Claro que não sou um expert em geopolítica global. Porém, até por se tratar de tema instigante, e por dever de ofício, procuro estar minimamente informado a respeito. Com essa ressalva emito algumas opiniões sobre aspectos que julgo importantes relacionados à 15ª Cúpula do Brics realizada recentemente na África do Sul.
É provável que a reunião de Johanesburgo, marcada pela incorporação de seis novos membros “estratégicos” ao BRICS, consolide e dê celeridade ao movimento contra hegemônico, no plano global, conduzido por países do eixo Sul/Sul (sul global). É de se esperar avanços na direção de um mundo multipolar que crie as condições para relações mais equilibradas e justas entre os países. Um contexto global com mudanças na atual institucionalidade ainda minada por desconfianças e vícios da guerra fria, incluindo uma diplomacia muitas vezes persecutória e excludente levada a cabo pelo ocidente, assim entendido na acepção dominante do conceito que exclui países como o próprio Brasil. Nesses termos, não é a afinidade ideológica o fator de convergência do BRICS+, mas o compromisso dos seus membros por maior simetria nas relações econômicas, financeiras, e comerciais no plano global.
De forma alguma o BRICS+ visa conflito com os EUA, mas é uma necessidade imperiosa dos países de fora do G7 e da OTAN, para que disputem espaços e influência no tabuleiro internacional. Pelo menos o governo brasileiro jamais iria concordar com o BRICS+ como polo político antagônico aos EUA, nação com a qual mantemos sólidas relações históricas. Observe-se que a Arábia Saudita que passará a integrar o BRICS+ é a principal aliada dos EUA no Oriente Médio. A própria China mantém interesses econômicos e comerciais gigantescos com os EUA.
Setores da mídia avaliam que a emergência do BRICS+ significou a capitulação do Brasil às ambições geopolíticas da China. À parte a provável antipatia com o nosso maior parceiro comercial, deliberadamente rejeitam as reais motivações estratégicas do Brasil e dos demais membros desta aliança poderosa. Optam por uma ordem mundial na qual o Brasil, no caso, não consegue dar vazão às suas enormes potencialidades econômicas, políticas e culturais historicamente represadas, em grande medida, pelos estrangulamentos impostos pelo atual sistema de poder.
Não obstante os nossos laços históricos amigáveis e de estreita sinergia com os EUA, traduzidos, inclusive, no apoio territorial e na oferta de produtos estratégicos à participação dos EUA nos esforços de guerra dos Aliados, não apenas o Brasil, mas a América do Sul como um todo, tem sido submetida a expedientes como a vedação de transferência de tecnologias, restrições de acesso aos mercados, de investimentos, etc, que nos tolhem o direito ao desenvolvimento.
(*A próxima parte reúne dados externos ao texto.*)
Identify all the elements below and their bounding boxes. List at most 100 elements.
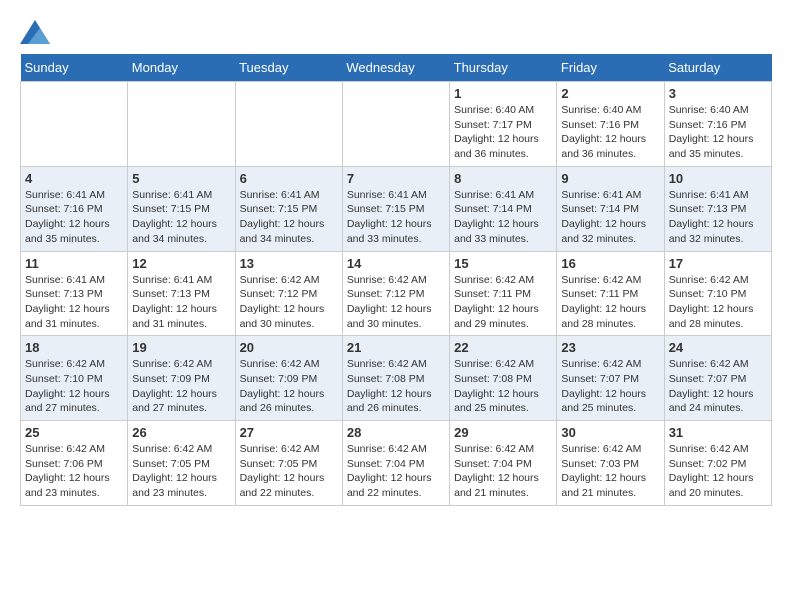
calendar-week-3: 11 Sunrise: 6:41 AM Sunset: 7:13 PM Dayli…: [21, 251, 772, 336]
day-info: Sunrise: 6:42 AM Sunset: 7:11 PM Dayligh…: [454, 273, 552, 332]
calendar-cell: 11 Sunrise: 6:41 AM Sunset: 7:13 PM Dayli…: [21, 251, 128, 336]
day-number: 12: [132, 256, 230, 271]
calendar-cell: [21, 82, 128, 167]
day-number: 29: [454, 425, 552, 440]
day-number: 3: [669, 86, 767, 101]
day-of-week-wednesday: Wednesday: [342, 54, 449, 82]
day-info: Sunrise: 6:42 AM Sunset: 7:03 PM Dayligh…: [561, 442, 659, 501]
day-number: 23: [561, 340, 659, 355]
day-number: 27: [240, 425, 338, 440]
day-number: 16: [561, 256, 659, 271]
calendar-cell: [128, 82, 235, 167]
day-number: 10: [669, 171, 767, 186]
calendar-cell: 30 Sunrise: 6:42 AM Sunset: 7:03 PM Dayli…: [557, 421, 664, 506]
day-info: Sunrise: 6:42 AM Sunset: 7:09 PM Dayligh…: [240, 357, 338, 416]
day-info: Sunrise: 6:42 AM Sunset: 7:05 PM Dayligh…: [132, 442, 230, 501]
calendar-cell: 18 Sunrise: 6:42 AM Sunset: 7:10 PM Dayli…: [21, 336, 128, 421]
calendar-week-5: 25 Sunrise: 6:42 AM Sunset: 7:06 PM Dayli…: [21, 421, 772, 506]
calendar-cell: 6 Sunrise: 6:41 AM Sunset: 7:15 PM Daylig…: [235, 166, 342, 251]
calendar-cell: 22 Sunrise: 6:42 AM Sunset: 7:08 PM Dayli…: [450, 336, 557, 421]
day-info: Sunrise: 6:41 AM Sunset: 7:13 PM Dayligh…: [669, 188, 767, 247]
day-number: 31: [669, 425, 767, 440]
day-info: Sunrise: 6:42 AM Sunset: 7:04 PM Dayligh…: [347, 442, 445, 501]
calendar-cell: 21 Sunrise: 6:42 AM Sunset: 7:08 PM Dayli…: [342, 336, 449, 421]
day-info: Sunrise: 6:42 AM Sunset: 7:04 PM Dayligh…: [454, 442, 552, 501]
day-info: Sunrise: 6:41 AM Sunset: 7:14 PM Dayligh…: [454, 188, 552, 247]
calendar-table: SundayMondayTuesdayWednesdayThursdayFrid…: [20, 54, 772, 506]
day-info: Sunrise: 6:41 AM Sunset: 7:15 PM Dayligh…: [240, 188, 338, 247]
calendar-cell: 26 Sunrise: 6:42 AM Sunset: 7:05 PM Dayli…: [128, 421, 235, 506]
calendar-cell: 31 Sunrise: 6:42 AM Sunset: 7:02 PM Dayli…: [664, 421, 771, 506]
day-info: Sunrise: 6:41 AM Sunset: 7:15 PM Dayligh…: [132, 188, 230, 247]
calendar-cell: 20 Sunrise: 6:42 AM Sunset: 7:09 PM Dayli…: [235, 336, 342, 421]
day-number: 17: [669, 256, 767, 271]
calendar-week-4: 18 Sunrise: 6:42 AM Sunset: 7:10 PM Dayli…: [21, 336, 772, 421]
day-info: Sunrise: 6:42 AM Sunset: 7:12 PM Dayligh…: [347, 273, 445, 332]
calendar-cell: 2 Sunrise: 6:40 AM Sunset: 7:16 PM Daylig…: [557, 82, 664, 167]
logo: [20, 20, 54, 44]
calendar-cell: 25 Sunrise: 6:42 AM Sunset: 7:06 PM Dayli…: [21, 421, 128, 506]
day-number: 28: [347, 425, 445, 440]
day-number: 11: [25, 256, 123, 271]
calendar-cell: 5Sunrise: 6:41 AM Sunset: 7:15 PM Daylig…: [128, 166, 235, 251]
day-number: 4: [25, 171, 123, 186]
day-number: 2: [561, 86, 659, 101]
day-info: Sunrise: 6:42 AM Sunset: 7:08 PM Dayligh…: [347, 357, 445, 416]
calendar-cell: [235, 82, 342, 167]
day-info: Sunrise: 6:42 AM Sunset: 7:11 PM Dayligh…: [561, 273, 659, 332]
day-number: 8: [454, 171, 552, 186]
calendar-cell: 10 Sunrise: 6:41 AM Sunset: 7:13 PM Dayli…: [664, 166, 771, 251]
calendar-cell: 27 Sunrise: 6:42 AM Sunset: 7:05 PM Dayli…: [235, 421, 342, 506]
calendar-cell: 12 Sunrise: 6:41 AM Sunset: 7:13 PM Dayli…: [128, 251, 235, 336]
calendar-cell: [342, 82, 449, 167]
calendar-week-1: 1Sunrise: 6:40 AM Sunset: 7:17 PM Daylig…: [21, 82, 772, 167]
header: [20, 20, 772, 44]
day-number: 21: [347, 340, 445, 355]
day-info: Sunrise: 6:41 AM Sunset: 7:13 PM Dayligh…: [132, 273, 230, 332]
calendar-week-2: 4Sunrise: 6:41 AM Sunset: 7:16 PM Daylig…: [21, 166, 772, 251]
day-info: Sunrise: 6:42 AM Sunset: 7:12 PM Dayligh…: [240, 273, 338, 332]
day-info: Sunrise: 6:40 AM Sunset: 7:16 PM Dayligh…: [669, 103, 767, 162]
day-info: Sunrise: 6:42 AM Sunset: 7:02 PM Dayligh…: [669, 442, 767, 501]
day-info: Sunrise: 6:42 AM Sunset: 7:10 PM Dayligh…: [25, 357, 123, 416]
calendar-cell: 8 Sunrise: 6:41 AM Sunset: 7:14 PM Daylig…: [450, 166, 557, 251]
day-number: 22: [454, 340, 552, 355]
day-info: Sunrise: 6:42 AM Sunset: 7:06 PM Dayligh…: [25, 442, 123, 501]
day-of-week-saturday: Saturday: [664, 54, 771, 82]
day-info: Sunrise: 6:42 AM Sunset: 7:10 PM Dayligh…: [669, 273, 767, 332]
calendar-cell: 9Sunrise: 6:41 AM Sunset: 7:14 PM Daylig…: [557, 166, 664, 251]
day-number: 30: [561, 425, 659, 440]
day-info: Sunrise: 6:42 AM Sunset: 7:08 PM Dayligh…: [454, 357, 552, 416]
day-number: 25: [25, 425, 123, 440]
day-number: 18: [25, 340, 123, 355]
day-number: 19: [132, 340, 230, 355]
day-of-week-sunday: Sunday: [21, 54, 128, 82]
day-of-week-tuesday: Tuesday: [235, 54, 342, 82]
day-info: Sunrise: 6:42 AM Sunset: 7:09 PM Dayligh…: [132, 357, 230, 416]
calendar-cell: 19 Sunrise: 6:42 AM Sunset: 7:09 PM Dayli…: [128, 336, 235, 421]
calendar-cell: 3 Sunrise: 6:40 AM Sunset: 7:16 PM Daylig…: [664, 82, 771, 167]
calendar-cell: 7Sunrise: 6:41 AM Sunset: 7:15 PM Daylig…: [342, 166, 449, 251]
day-number: 20: [240, 340, 338, 355]
calendar-cell: 24Sunrise: 6:42 AM Sunset: 7:07 PM Dayli…: [664, 336, 771, 421]
day-info: Sunrise: 6:42 AM Sunset: 7:05 PM Dayligh…: [240, 442, 338, 501]
day-info: Sunrise: 6:40 AM Sunset: 7:17 PM Dayligh…: [454, 103, 552, 162]
logo-icon: [20, 20, 50, 44]
calendar-cell: 15 Sunrise: 6:42 AM Sunset: 7:11 PM Dayli…: [450, 251, 557, 336]
calendar-cell: 1Sunrise: 6:40 AM Sunset: 7:17 PM Daylig…: [450, 82, 557, 167]
day-info: Sunrise: 6:42 AM Sunset: 7:07 PM Dayligh…: [669, 357, 767, 416]
day-number: 13: [240, 256, 338, 271]
calendar-header-row: SundayMondayTuesdayWednesdayThursdayFrid…: [21, 54, 772, 82]
day-number: 26: [132, 425, 230, 440]
calendar-cell: 29 Sunrise: 6:42 AM Sunset: 7:04 PM Dayli…: [450, 421, 557, 506]
calendar-cell: 4Sunrise: 6:41 AM Sunset: 7:16 PM Daylig…: [21, 166, 128, 251]
day-info: Sunrise: 6:40 AM Sunset: 7:16 PM Dayligh…: [561, 103, 659, 162]
day-info: Sunrise: 6:42 AM Sunset: 7:07 PM Dayligh…: [561, 357, 659, 416]
calendar-cell: 17 Sunrise: 6:42 AM Sunset: 7:10 PM Dayli…: [664, 251, 771, 336]
day-number: 15: [454, 256, 552, 271]
day-of-week-friday: Friday: [557, 54, 664, 82]
day-info: Sunrise: 6:41 AM Sunset: 7:13 PM Dayligh…: [25, 273, 123, 332]
day-info: Sunrise: 6:41 AM Sunset: 7:15 PM Dayligh…: [347, 188, 445, 247]
calendar-cell: 23 Sunrise: 6:42 AM Sunset: 7:07 PM Dayli…: [557, 336, 664, 421]
day-number: 6: [240, 171, 338, 186]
Essa prática se estende ao restante do “ocidente”; basta ver os termos da proposta de Acordo Mercosul/UE atualmente em discussão.
O fato é que alguns setores não perceberam que além do peso econômico do BRICS+, está a aglutinação de países que controlam grande parte da energia e da oferta alimentar do mundo. Isto, combinado com maior espaço para o continente africano, fato que afora a simbologia geopolítica inclusiva, robustece a potência política do BRICS+ no campo de minerais estratégicos e para a indispensável expansão da produção de alimentos no mundo.
Enfim, não obstante as suas contradições, o BRICS+ representa oportunidade real de disputas por mudanças numa ordem mundial na qual o ocidente prefere despejar 120 bilhões de dólares em armas para a Ucrânia numa guerra provocada, sim, pelos erros da Rússia, mas que vem ocorrendo, também, por ignorarem as ponderações feitas por autoridades do porte do insuspeito Henry Kissinger. A opção persecutória é tanta que os países europeus preferiram impor sanções às suas próprias populações. Enquanto isso, o apoio à preservação da floresta amazônica, crucial para o enfrentamento da maior ameaça para a continuidade da vida neste planeta vem merecendo pífio apoio financeiro pelo ocidente. Vida longa ao BRICS+.